I look around—this time, not at all the work to do but at what is really Happening:
Mud season is over. The prom dresses I labored over last week have already been sweated in, spilled on, shucked, and slung over chairs. Tree frogs sing in the night. The blue cohosh blooms fade in the woods, silent sentinels of withering ramps. The barn swallows are back and raising their first clutch of eggs. The fiddleheads are already fronds. Endings chase beginnings like bats and mosquitoes. Sometimes they are the same thing, as any Graduate knows. (Endings and beginnings, that is, not bats and mosquitoes.

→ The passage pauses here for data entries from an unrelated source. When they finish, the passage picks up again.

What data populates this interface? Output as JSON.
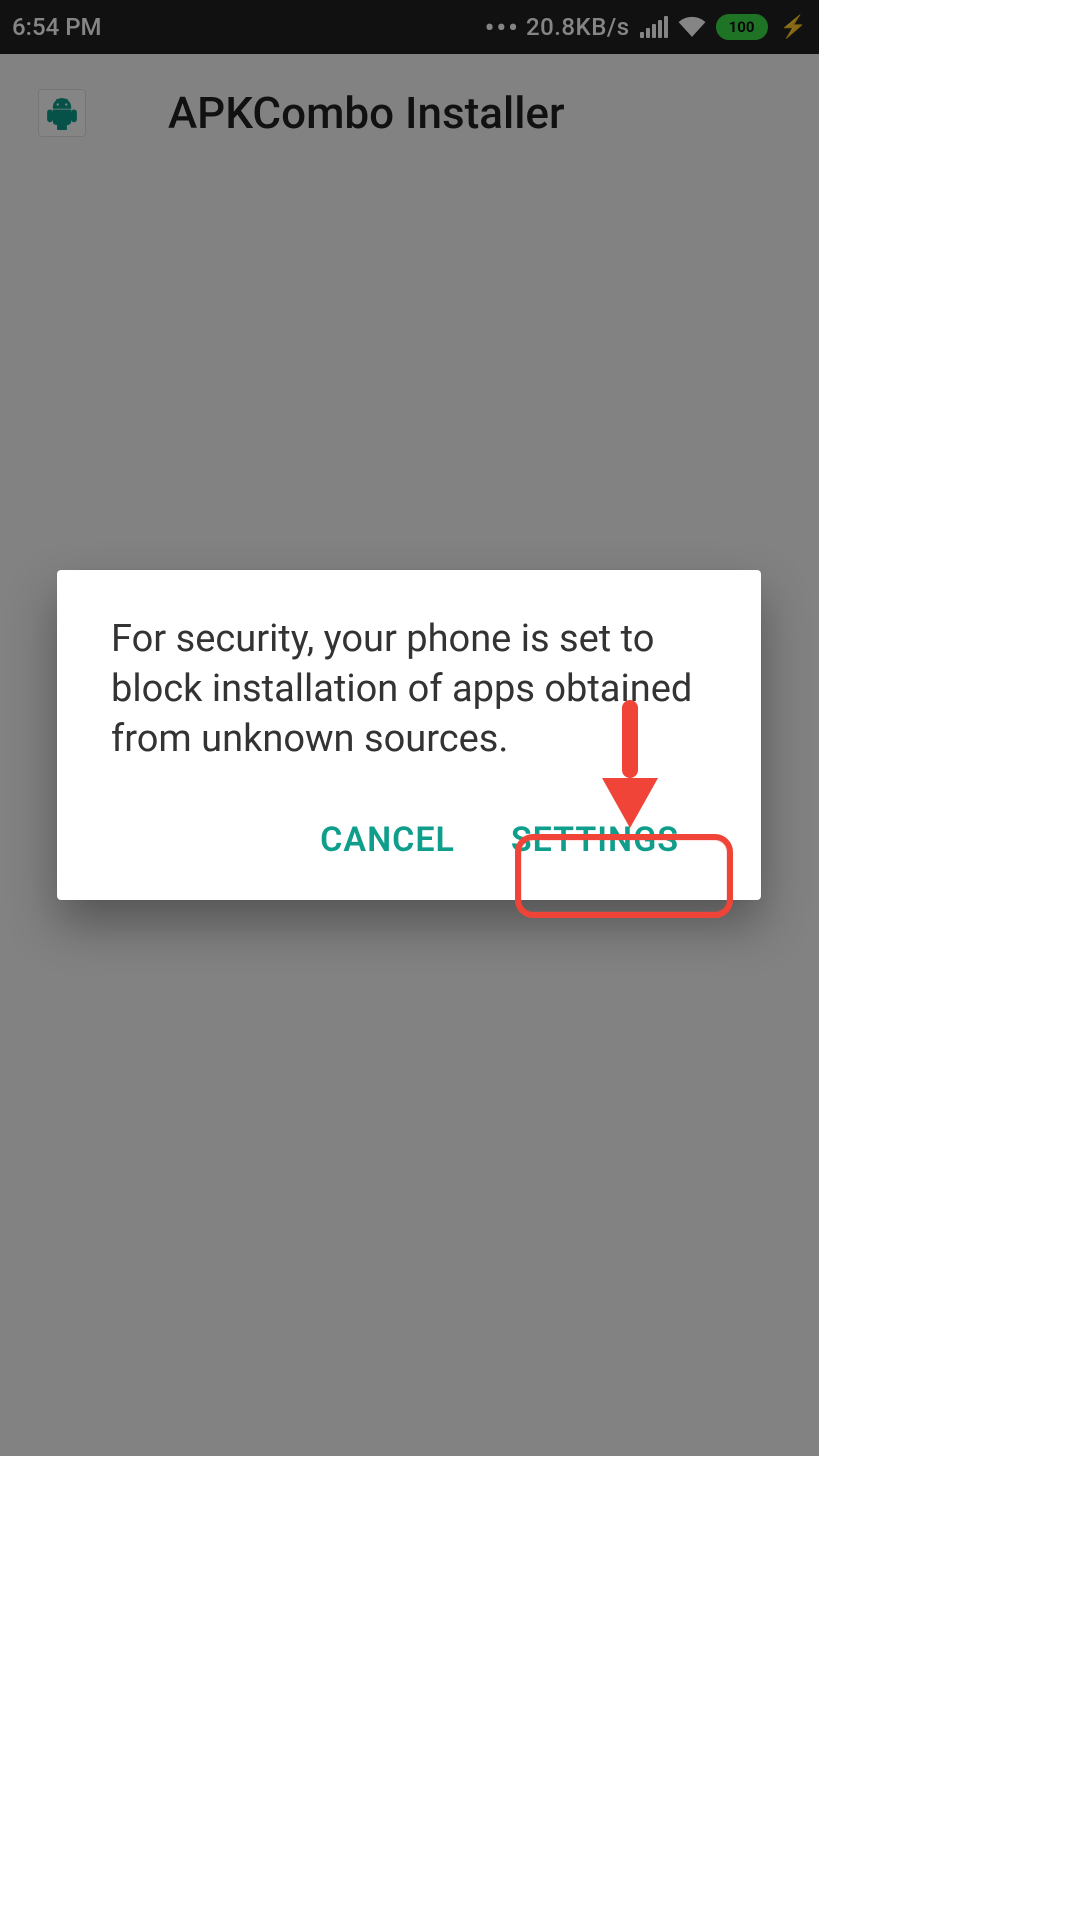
{
  "statusbar": {
    "time": "6:54 PM",
    "net_speed": "20.8KB/s",
    "battery_level": "100",
    "icons": {
      "more": "more-dots-icon",
      "signal": "cellular-signal-icon",
      "wifi": "wifi-icon",
      "battery": "battery-full-icon",
      "charging": "charging-bolt-icon"
    }
  },
  "app": {
    "title": "APKCombo Installer",
    "icon_name": "android-robot-icon"
  },
  "dialog": {
    "message": "For security, your phone is set to block installation of apps obtained from unknown sources.",
    "cancel_label": "CANCEL",
    "settings_label": "SETTINGS"
  },
  "annotation": {
    "arrow_color": "#f04438",
    "highlight_target": "settings-button"
  },
  "colors": {
    "accent_green": "#3ddc47",
    "teal": "#0e9e8b",
    "highlight_red": "#f04438",
    "statusbar_bg": "#222222"
  }
}
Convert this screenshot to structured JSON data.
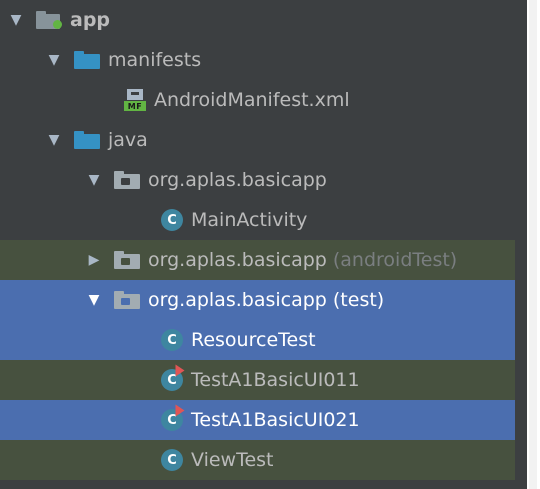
{
  "tree": [
    {
      "label": "app",
      "arrow": "▼",
      "icon": "module-folder-icon",
      "bold": true
    },
    {
      "label": "manifests",
      "arrow": "▼",
      "icon": "folder-icon"
    },
    {
      "label": "AndroidManifest.xml",
      "icon": "manifest-file-icon",
      "icon_badge": "MF"
    },
    {
      "label": "java",
      "arrow": "▼",
      "icon": "folder-icon"
    },
    {
      "label": "org.aplas.basicapp",
      "arrow": "▼",
      "icon": "package-icon"
    },
    {
      "label": "MainActivity",
      "icon": "class-icon",
      "icon_letter": "C"
    },
    {
      "label": "org.aplas.basicapp",
      "suffix": "(androidTest)",
      "arrow": "▶",
      "icon": "package-icon",
      "background": "#47513f"
    },
    {
      "label": "org.aplas.basicapp (test)",
      "arrow": "▼",
      "icon": "package-icon",
      "selected": true,
      "background": "#4b6eaf"
    },
    {
      "label": "ResourceTest",
      "icon": "class-icon",
      "icon_letter": "C",
      "selected": true,
      "background": "#4b6eaf"
    },
    {
      "label": "TestA1BasicUI011",
      "icon": "test-class-icon",
      "icon_letter": "C",
      "background": "#47513f"
    },
    {
      "label": "TestA1BasicUI021",
      "icon": "test-class-icon",
      "icon_letter": "C",
      "selected": true,
      "background": "#4b6eaf"
    },
    {
      "label": "ViewTest",
      "icon": "class-icon",
      "icon_letter": "C",
      "background": "#47513f"
    }
  ],
  "colors": {
    "panel_background": "#3c3f41",
    "selection": "#4b6eaf",
    "test_scope": "#47513f",
    "text": "#bbbbbb",
    "class_icon": "#3e86a0",
    "module_dot": "#62b543"
  }
}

Anyone without a college education can tell that bats and mosquitoes are not the same things at all.) Like healing the scratches in our vision, some things are pleasant, some UN. The fabric of Life continues to be woven with tiny shots of color and light, ephemeral and perpetual.
Keep Mending, Dear Ones!!! Stitch by stitch… We each get to bloom in our season. (I might be that rare and mottled treasure that takes sixty years or more!) The Ephemerals are nature’s reminder that some beings peak in April and refuse to participate the rest of the year. Apparently, this is fine. We cannot bloom all the time! It may appear that we have the work ethic of Broadway actors and woodland flowers—eleven months underground to prepare for a three-week performance no one cheers. (Sometimes an audience of One is enough.) Sometimes, the work we do is unseen for years, while our time in the sun is unfairly brief because Big People with their Big Ideas show up to blot our sun. And yet…. And yet… Today, Tomorrow, Always… though the work of our blooming is tedious, it might just nourish an entire ecosystem we cannot see.
Do It.
If Today is not the day to bloom, your time is on its way. (Hopefully, black fly season will be over then.) All that is required is to do the one small thing that NOW requires so you will.
Speaking of which… I’d better get to it!